The tech company reported revenues up 23.2% in the first half of the year, compared to 15% in the same period in 2018. It also said it had sold 118 million smartphones around the world during that time and was now at 80% of the figure it reached before the Trump administration banned US companies from selling technology to it.
That ban had led to a “reduction in consumer trust”, chairman Liang Hua acknowledged, but analysts said strong domestic smartphone sales and new 5G carrier contracts had helped offset the impact. Huawei will also start selling 5G handsets in China from next month, according to TechCrunch.

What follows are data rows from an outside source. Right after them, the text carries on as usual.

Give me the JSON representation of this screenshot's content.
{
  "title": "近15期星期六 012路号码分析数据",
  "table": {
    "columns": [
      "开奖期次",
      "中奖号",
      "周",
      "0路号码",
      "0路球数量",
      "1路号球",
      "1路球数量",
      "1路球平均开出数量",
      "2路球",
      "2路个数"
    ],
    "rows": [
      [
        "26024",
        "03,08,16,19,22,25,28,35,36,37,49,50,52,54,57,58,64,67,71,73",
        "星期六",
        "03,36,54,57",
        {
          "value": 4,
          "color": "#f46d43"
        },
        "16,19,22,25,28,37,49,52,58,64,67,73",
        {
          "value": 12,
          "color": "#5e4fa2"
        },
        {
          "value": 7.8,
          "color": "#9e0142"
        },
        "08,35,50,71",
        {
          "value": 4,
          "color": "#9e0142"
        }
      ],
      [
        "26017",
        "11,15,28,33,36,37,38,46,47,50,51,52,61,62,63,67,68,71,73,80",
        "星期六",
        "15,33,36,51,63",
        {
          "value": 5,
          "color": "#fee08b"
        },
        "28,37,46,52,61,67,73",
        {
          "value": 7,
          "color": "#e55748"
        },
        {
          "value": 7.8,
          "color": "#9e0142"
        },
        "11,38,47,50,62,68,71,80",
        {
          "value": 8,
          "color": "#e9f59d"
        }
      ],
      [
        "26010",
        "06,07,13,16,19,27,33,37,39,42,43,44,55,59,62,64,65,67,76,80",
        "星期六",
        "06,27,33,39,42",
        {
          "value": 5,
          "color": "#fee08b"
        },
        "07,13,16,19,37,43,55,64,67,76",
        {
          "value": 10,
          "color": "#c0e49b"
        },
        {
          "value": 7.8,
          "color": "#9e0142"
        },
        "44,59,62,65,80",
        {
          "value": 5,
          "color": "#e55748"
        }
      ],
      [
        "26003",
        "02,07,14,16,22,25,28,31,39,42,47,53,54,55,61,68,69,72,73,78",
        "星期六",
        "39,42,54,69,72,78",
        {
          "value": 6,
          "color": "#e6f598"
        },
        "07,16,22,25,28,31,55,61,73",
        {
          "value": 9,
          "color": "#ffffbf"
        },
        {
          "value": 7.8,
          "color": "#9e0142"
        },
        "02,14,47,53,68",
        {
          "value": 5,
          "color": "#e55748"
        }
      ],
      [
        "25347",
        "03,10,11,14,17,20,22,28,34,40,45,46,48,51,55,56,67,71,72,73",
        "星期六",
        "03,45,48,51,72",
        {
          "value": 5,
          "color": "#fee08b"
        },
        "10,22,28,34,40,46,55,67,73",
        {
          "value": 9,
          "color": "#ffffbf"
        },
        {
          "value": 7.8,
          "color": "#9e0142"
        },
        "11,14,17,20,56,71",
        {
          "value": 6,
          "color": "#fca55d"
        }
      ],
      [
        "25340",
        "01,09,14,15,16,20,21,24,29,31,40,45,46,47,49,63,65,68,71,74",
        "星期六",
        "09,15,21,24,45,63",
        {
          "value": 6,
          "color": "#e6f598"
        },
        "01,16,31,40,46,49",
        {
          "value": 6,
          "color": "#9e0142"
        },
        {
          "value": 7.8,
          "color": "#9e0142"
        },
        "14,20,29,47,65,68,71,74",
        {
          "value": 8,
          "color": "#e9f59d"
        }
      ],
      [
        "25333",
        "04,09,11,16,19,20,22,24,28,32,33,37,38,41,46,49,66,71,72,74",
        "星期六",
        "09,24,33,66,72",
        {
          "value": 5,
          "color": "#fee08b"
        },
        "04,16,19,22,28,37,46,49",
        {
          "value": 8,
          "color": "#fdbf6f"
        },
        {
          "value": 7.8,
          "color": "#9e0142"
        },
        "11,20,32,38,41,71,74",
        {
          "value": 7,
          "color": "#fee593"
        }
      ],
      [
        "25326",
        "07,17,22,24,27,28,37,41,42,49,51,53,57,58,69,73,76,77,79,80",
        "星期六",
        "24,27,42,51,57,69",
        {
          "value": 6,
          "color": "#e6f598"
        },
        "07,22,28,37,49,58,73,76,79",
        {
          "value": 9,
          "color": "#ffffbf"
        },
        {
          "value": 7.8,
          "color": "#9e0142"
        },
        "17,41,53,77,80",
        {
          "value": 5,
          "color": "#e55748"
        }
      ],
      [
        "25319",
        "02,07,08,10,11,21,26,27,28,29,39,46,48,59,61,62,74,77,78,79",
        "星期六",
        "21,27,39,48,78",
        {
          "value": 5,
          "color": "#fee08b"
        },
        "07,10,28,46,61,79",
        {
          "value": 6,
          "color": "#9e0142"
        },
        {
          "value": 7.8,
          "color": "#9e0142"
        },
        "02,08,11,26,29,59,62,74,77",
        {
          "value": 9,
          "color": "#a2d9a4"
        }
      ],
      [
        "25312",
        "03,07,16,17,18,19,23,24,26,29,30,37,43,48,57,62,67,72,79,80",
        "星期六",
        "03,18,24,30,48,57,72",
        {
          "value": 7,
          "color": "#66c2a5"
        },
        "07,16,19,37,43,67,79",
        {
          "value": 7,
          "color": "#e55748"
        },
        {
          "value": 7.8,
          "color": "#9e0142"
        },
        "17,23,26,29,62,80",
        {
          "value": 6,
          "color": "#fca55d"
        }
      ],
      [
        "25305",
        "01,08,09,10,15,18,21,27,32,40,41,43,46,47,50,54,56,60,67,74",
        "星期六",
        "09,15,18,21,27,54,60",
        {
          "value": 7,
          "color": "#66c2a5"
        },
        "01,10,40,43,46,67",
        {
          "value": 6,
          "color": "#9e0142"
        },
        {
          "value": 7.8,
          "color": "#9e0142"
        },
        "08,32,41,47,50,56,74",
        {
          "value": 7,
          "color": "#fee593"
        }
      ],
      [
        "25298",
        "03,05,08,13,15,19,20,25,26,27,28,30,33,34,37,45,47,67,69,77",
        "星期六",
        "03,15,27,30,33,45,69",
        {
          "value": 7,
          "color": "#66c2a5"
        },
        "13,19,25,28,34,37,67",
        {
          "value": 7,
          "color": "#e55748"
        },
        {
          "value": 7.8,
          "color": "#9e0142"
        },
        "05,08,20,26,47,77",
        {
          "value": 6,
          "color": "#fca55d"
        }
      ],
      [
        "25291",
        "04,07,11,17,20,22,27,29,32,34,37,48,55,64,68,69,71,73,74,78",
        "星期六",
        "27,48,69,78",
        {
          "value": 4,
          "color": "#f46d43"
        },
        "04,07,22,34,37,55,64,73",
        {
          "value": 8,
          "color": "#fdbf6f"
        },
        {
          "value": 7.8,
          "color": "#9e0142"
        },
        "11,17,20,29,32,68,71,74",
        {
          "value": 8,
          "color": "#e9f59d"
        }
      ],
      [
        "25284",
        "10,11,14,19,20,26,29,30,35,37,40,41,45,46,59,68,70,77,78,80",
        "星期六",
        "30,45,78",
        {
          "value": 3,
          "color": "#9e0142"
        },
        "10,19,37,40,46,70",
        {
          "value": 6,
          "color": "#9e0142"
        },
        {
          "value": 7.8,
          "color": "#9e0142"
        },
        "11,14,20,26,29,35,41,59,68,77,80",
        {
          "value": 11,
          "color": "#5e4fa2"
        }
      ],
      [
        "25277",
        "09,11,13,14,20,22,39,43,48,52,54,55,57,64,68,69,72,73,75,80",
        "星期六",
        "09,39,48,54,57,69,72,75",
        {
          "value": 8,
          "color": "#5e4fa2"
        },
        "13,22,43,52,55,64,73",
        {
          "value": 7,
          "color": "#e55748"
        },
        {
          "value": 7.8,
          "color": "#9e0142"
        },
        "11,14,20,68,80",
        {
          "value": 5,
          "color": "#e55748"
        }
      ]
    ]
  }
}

Meanwhile, Huawei has had to apologise to unhappy Singapore consumers after a promotion targeting the over-50s as part of a commemoration of Singapore’s 54th National Day went wrong.
Long queues had formed in front of Huawei stores on July 26 to buy its Y6 Pro phone at a 73% discount (reducing the price to $54), but anger mounted when stocks sold out quickly and stores closed. The police had to be called in to manage the chaos, exacerbating the situation.
Saying sorry hasn’t pacified everyone, however, with the local consumer watchdog demanding a public reprimand of the company and contacting the regulatory authority to accuse Huawei of breaching the Consumer Protection Fair Trading Act (which states it is “unfair practice” for companies to “omit to do or say anything” in a consumer transaction, resulting in consumers being “deceived or misled”).
At the same time, the Advertising Standards Authority of Singapore (ASAS) is investigating 10 complaints about the same Huawei saga to determine if it constitutes bait advertising.